Sri Lanka World Cup song dropped 'for causing offence'
Broadcasters in Sri Lanka have stopped playing a song backing the country in the Cricket World Cup over fears it might cause offence.
The song was launched in January at a glittering event attended by national cricket captain, Kumar Sangakkara, and cricket board officials.
It was billed as the "Official National Cheer" for the team.
But the lyrics sung by young pop star Lahiru Perera reportedly upset President Rajapaksa.
The World Cup finals, which began last Saturday, are being played in Sri Lanka, India and Bangladesh.
Reports quoting a presidential aide said President Rajapaksa was unhappy at taunts in the song against competing countries.
He reportedly asked state radio and television to stop broadcasting it. Private broadcasters told the BBC that they too have ceased airing the song.
It has now been replaced with a new song sung by a veteran artist.
The pop video, which is mainly in Sinhala with a few Tamil words, also contains lyrics which might be deemed to touch on religious sensitivities.
"Come on, come on," runs the song, urging supporters to raze West Indies coconut trees, break the jaws of sharks in New Zealand, melt the snow on Indian mountains, and feed bird food to kangaroos in Australia.
It promises that the Sri Lankan side will shake the roof of the "English palace" - presumably Queen Elizabeth's residence - and "will shatter the roof of heaven" with their sixes.
The song's mood is light-hearted and in the style of a dancing song, popular in Sri Lanka, known as baila.
The singer, Lahiru Perera, quoted by the Associated Press news agency, said he did not intend to insult other countries and that he was at a loss to understand how it was being taken off air after being approved earlier.
"I only tried to include some humour as this is a song to encourage the team.
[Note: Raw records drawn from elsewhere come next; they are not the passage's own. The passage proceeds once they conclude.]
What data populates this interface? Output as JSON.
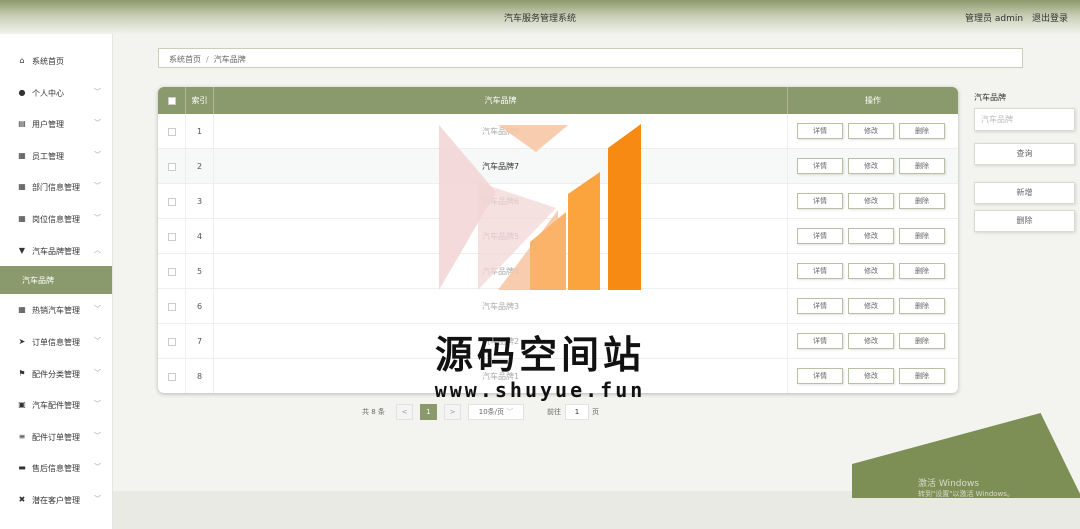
{
  "header": {
    "title": "汽车服务管理系统",
    "user": "管理员 admin",
    "logout": "退出登录"
  },
  "sidebar": {
    "items": [
      {
        "label": "系统首页",
        "icon": "home-icon",
        "glyph": "⌂"
      },
      {
        "label": "个人中心",
        "icon": "user-icon",
        "glyph": "●"
      },
      {
        "label": "用户管理",
        "icon": "clipboard-icon",
        "glyph": "▤"
      },
      {
        "label": "员工管理",
        "icon": "grid-icon",
        "glyph": "▦"
      },
      {
        "label": "部门信息管理",
        "icon": "grid-icon",
        "glyph": "▦"
      },
      {
        "label": "岗位信息管理",
        "icon": "grid-icon",
        "glyph": "▦"
      },
      {
        "label": "汽车品牌管理",
        "icon": "shield-icon",
        "glyph": "▼"
      },
      {
        "label": "热销汽车管理",
        "icon": "grid-icon",
        "glyph": "▦"
      },
      {
        "label": "订单信息管理",
        "icon": "send-icon",
        "glyph": "➤"
      },
      {
        "label": "配件分类管理",
        "icon": "flag-icon",
        "glyph": "⚑"
      },
      {
        "label": "汽车配件管理",
        "icon": "chart-icon",
        "glyph": "▣"
      },
      {
        "label": "配件订单管理",
        "icon": "list-icon",
        "glyph": "≡"
      },
      {
        "label": "售后信息管理",
        "icon": "chat-icon",
        "glyph": "▬"
      },
      {
        "label": "潜在客户管理",
        "icon": "users-icon",
        "glyph": "✖"
      }
    ],
    "active_sub": "汽车品牌"
  },
  "breadcrumb": {
    "home": "系统首页",
    "sep": "/",
    "current": "汽车品牌"
  },
  "table": {
    "headers": {
      "index": "索引",
      "brand": "汽车品牌",
      "ops": "操作"
    },
    "rows": [
      {
        "index": "1",
        "brand": "汽车品牌8"
      },
      {
        "index": "2",
        "brand": "汽车品牌7"
      },
      {
        "index": "3",
        "brand": "汽车品牌6"
      },
      {
        "index": "4",
        "brand": "汽车品牌5"
      },
      {
        "index": "5",
        "brand": "汽车品牌4"
      },
      {
        "index": "6",
        "brand": "汽车品牌3"
      },
      {
        "index": "7",
        "brand": "汽车品牌2"
      },
      {
        "index": "8",
        "brand": "汽车品牌1"
      }
    ],
    "buttons": {
      "detail": "详情",
      "edit": "修改",
      "delete": "删除"
    }
  },
  "pagination": {
    "total": "共 8 条",
    "prev": "<",
    "page": "1",
    "next": ">",
    "size": "10条/页",
    "goto_prefix": "前往",
    "goto_value": "1",
    "goto_suffix": "页"
  },
  "right_panel": {
    "label": "汽车品牌",
    "placeholder": "汽车品牌",
    "query": "查询",
    "add": "新增",
    "delete": "删除"
  },
  "watermark": {
    "title": "源码空间站",
    "url": "www.shuyue.fun"
  },
  "system_watermark": {
    "line1": "激活 Windows",
    "line2": "转到\"设置\"以激活 Windows。"
  },
  "colors": {
    "accent": "#8a9a6c",
    "shape": "#7d8f55",
    "logo_orange": "#f78a12",
    "logo_peach": "#f6c7a6",
    "logo_pink": "#f2d4d4"
  }
}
I did not want to insult anybody," AP quoted him as saying.
This is the second musical incident to hit the World Cup in Sri Lanka.
Just before the tournament began, the chief of police banned traditional bands of drums and other instruments from the terraces and stands.
But after fans expressed widespread disapproval, the ban was lifted, reinstating the custom whereby fans can urge the national side on with their music.